Tuesday, 6 June. 4 pm
Room 540, Main Building

Abstract

There is substantial empirical evidence showing that peer effects matter in many activities. The workhorse model in empirical work on peer effects is the linear-in-means (LIM) model, whereby it is assumed that agents are linearly affected by the mean action of their peers. We provide two different theoretical models (based on spillovers and on conformism behaviour) that micro-found the LIM model and show that they have very different policy implications. We also develop a new general model of peer effects that relaxes the assumptions of linearity and mean peer behaviour, and that encompasses the spillover, conformist model, and LIM model as special cases. Then, using data on adolescent activities in the U.S., we structurally estimate this model. We find that for GPA, social clubs, self-esteem, and exercise, the spillover effect strongly dominates, while for risky behaviour, study effort, fighting, smoking, and drinking, conformism plays a stronger role. We also find that for many activities, individuals do not behave according to the LIM model.
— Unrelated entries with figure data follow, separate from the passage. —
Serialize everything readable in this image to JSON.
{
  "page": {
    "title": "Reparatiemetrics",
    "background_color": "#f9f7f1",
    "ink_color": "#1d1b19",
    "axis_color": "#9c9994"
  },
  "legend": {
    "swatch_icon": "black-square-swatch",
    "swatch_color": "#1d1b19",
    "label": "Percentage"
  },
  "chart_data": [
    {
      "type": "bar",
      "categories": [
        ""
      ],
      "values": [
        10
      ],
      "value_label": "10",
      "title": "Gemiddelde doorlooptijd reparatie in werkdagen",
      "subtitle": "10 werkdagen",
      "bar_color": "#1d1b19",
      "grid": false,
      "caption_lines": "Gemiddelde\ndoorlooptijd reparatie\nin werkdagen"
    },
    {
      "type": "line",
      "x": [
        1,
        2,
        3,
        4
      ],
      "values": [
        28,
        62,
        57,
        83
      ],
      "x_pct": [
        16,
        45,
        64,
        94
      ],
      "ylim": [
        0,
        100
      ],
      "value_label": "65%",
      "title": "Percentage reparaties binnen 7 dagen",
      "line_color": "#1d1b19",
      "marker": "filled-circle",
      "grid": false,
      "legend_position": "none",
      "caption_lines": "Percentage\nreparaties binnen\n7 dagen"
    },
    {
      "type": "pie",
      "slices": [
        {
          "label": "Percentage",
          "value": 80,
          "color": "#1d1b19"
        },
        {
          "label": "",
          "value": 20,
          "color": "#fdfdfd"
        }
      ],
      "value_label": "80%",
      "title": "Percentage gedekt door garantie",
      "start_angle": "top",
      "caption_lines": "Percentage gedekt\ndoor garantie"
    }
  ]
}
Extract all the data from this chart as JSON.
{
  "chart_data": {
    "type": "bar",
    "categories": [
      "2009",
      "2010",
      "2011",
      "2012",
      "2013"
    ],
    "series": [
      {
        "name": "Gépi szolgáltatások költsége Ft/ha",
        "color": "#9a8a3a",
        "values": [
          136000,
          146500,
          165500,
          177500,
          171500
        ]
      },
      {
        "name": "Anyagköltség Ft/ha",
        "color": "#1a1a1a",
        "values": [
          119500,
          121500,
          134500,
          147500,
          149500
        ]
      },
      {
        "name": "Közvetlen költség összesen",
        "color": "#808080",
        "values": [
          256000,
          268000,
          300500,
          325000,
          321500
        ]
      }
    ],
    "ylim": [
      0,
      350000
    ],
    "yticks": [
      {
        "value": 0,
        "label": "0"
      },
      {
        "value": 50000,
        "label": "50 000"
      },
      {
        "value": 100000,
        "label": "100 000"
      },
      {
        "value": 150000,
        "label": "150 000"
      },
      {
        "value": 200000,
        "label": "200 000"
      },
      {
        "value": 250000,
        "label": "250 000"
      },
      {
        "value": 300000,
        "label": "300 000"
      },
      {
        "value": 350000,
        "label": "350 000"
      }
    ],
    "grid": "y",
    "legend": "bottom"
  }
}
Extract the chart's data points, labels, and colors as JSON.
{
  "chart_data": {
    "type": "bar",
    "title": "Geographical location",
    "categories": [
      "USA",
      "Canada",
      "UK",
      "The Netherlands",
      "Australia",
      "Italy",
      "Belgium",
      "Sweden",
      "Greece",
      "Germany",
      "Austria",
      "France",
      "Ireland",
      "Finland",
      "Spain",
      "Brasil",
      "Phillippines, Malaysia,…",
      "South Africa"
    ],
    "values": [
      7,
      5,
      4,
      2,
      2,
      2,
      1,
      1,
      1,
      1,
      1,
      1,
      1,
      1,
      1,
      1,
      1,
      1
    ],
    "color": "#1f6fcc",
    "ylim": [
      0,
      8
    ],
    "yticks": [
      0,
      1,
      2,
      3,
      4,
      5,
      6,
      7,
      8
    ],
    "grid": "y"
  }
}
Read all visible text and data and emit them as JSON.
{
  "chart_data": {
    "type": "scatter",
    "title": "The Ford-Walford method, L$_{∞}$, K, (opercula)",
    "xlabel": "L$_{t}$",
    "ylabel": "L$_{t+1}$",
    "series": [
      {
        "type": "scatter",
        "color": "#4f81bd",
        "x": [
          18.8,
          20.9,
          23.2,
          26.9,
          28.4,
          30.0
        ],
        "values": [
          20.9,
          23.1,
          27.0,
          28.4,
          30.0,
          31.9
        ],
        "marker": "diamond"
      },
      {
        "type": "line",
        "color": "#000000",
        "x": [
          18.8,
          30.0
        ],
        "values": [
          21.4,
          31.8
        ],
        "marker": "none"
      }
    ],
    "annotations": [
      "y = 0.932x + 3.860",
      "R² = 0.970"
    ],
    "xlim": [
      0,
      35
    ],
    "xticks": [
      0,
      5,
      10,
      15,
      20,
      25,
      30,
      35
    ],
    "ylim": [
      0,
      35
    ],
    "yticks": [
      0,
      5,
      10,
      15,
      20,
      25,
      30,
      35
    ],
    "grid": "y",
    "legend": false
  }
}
We run some counterfactual policies and show that imposing the mean action as an individual social norm is misleading and leads to incorrect policy implications.

Bio

Philip Ushchev is a researcher at ECARES, ULB. Starting 1 October 2023, he will be a Professor of Information Economics, Regulation and Public Policy at ECARES, ULB.
His fields of interest are applied general equilibrium (macro, trade), industrial organization, networks, and urban economics.